Each bucket is 1/80th of 1 second. Make bucket 0 be (center - deviation) = (1 - 0.5) = 0.5 to itself + 1/80th of a second. Bucket 1 is 0.5+1/80th - 0.5 + 2/80ths. Etc.
For every value, find out which bucket it falls in, and increment a counter for that bucket.
To find 65th percentile, get the total count, and walk the buckets from zero until you get to 65% of that total.
Whenever you want to reset, set the counters all to zero.
If you always want to have good data available, keep two of these, and alternate resetting them, using the one you reset least recently as having more useful data.
Use an updown filter:
if q < x:
q += .01 * (x - q) # up a little
else:
q += .005 * (x - q) # down a little
Here a quantile estimator q tracks the x stream,
moving a little towards each x.
If both factors were .01, it would move up as often as down,
tracking the 50 th percentile.
With .01 up, .005 down, it floats up, 67 th percentile;
in general, it tracks the up / (up + down) th percentile.
Bigger up/down factors track faster but noisier --
you'll have to experiment on your real data.

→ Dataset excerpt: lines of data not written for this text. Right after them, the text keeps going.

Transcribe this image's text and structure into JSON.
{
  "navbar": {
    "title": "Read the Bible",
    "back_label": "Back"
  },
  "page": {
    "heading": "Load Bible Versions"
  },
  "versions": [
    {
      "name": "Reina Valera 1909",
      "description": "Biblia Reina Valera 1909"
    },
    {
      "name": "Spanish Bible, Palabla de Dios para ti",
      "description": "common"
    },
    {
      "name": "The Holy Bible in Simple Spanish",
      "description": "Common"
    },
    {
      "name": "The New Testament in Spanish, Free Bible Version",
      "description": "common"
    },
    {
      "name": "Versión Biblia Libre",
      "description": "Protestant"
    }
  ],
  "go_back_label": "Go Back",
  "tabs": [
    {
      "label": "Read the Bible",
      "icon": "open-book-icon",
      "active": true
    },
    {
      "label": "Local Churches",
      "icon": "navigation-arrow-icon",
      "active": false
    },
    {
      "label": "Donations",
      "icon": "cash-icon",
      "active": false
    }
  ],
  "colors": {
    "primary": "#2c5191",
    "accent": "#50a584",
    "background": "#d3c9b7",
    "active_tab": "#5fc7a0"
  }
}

(I have no idea how to analyze updowns, would appreciate a link.)
The updown() below works on long vectors X, Q in order to plot them:
#!/usr/bin/env python
from __future__ import division
import sys
import numpy as np
import pylab as pl
def updown( X, Q, up=.01, down=.01 ):
""" updown filter: running ~ up / (up + down) th percentile
here vecs X in, Q out to plot
"""
q = X[0]
for j, x in np.ndenumerate(X):
if q < x:
q += up * (x - q) # up a little
else:
q += down * (x - q) # down a little
Q[j] = q
return q
#...............................................................................
if __name__ == "__main__":
N = 1000
up = .01
down = .005
plot = 0
seed = 1
exec "\n".join( sys.argv[1:] ) # python this.py N= up= down=
np.random.seed(seed)
np.set_printoptions( 2, threshold=100, suppress=True ) # .2f
title = "updown random.exponential: N %d up %.2g down %.2g" % (N, up, down)
print title
X = np.random.exponential( size=N )
Q = np.zeros(N)
updown( X, Q, up=up, down=down )
# M = np.zeros(N)
# updown( X, M, up=up, down=up )
print "last 10 Q:", Q[-10:]
if plot:
fig = pl.figure( figsize=(8,3) )
pl.title(title)
x = np.arange(N)
pl.plot( x, X, "," )
pl.plot( x, Q )
pl.ylim( 0, 2 )
png = "updown.png"
print >>sys.stderr, "writing", png
pl.savefig( png )
pl.show()
An easier way to get the value that represents a given percentile of a list or array is the scoreatpercentile function in the scipy.stats module.
>>>import scipy.stats as ss
>>>ss.scoreatpercentile(v,65)
there's a sibling percentileofscore to return the percentile given the value
you will need to store a running sum and a total count.
then check out standard deviation calculations.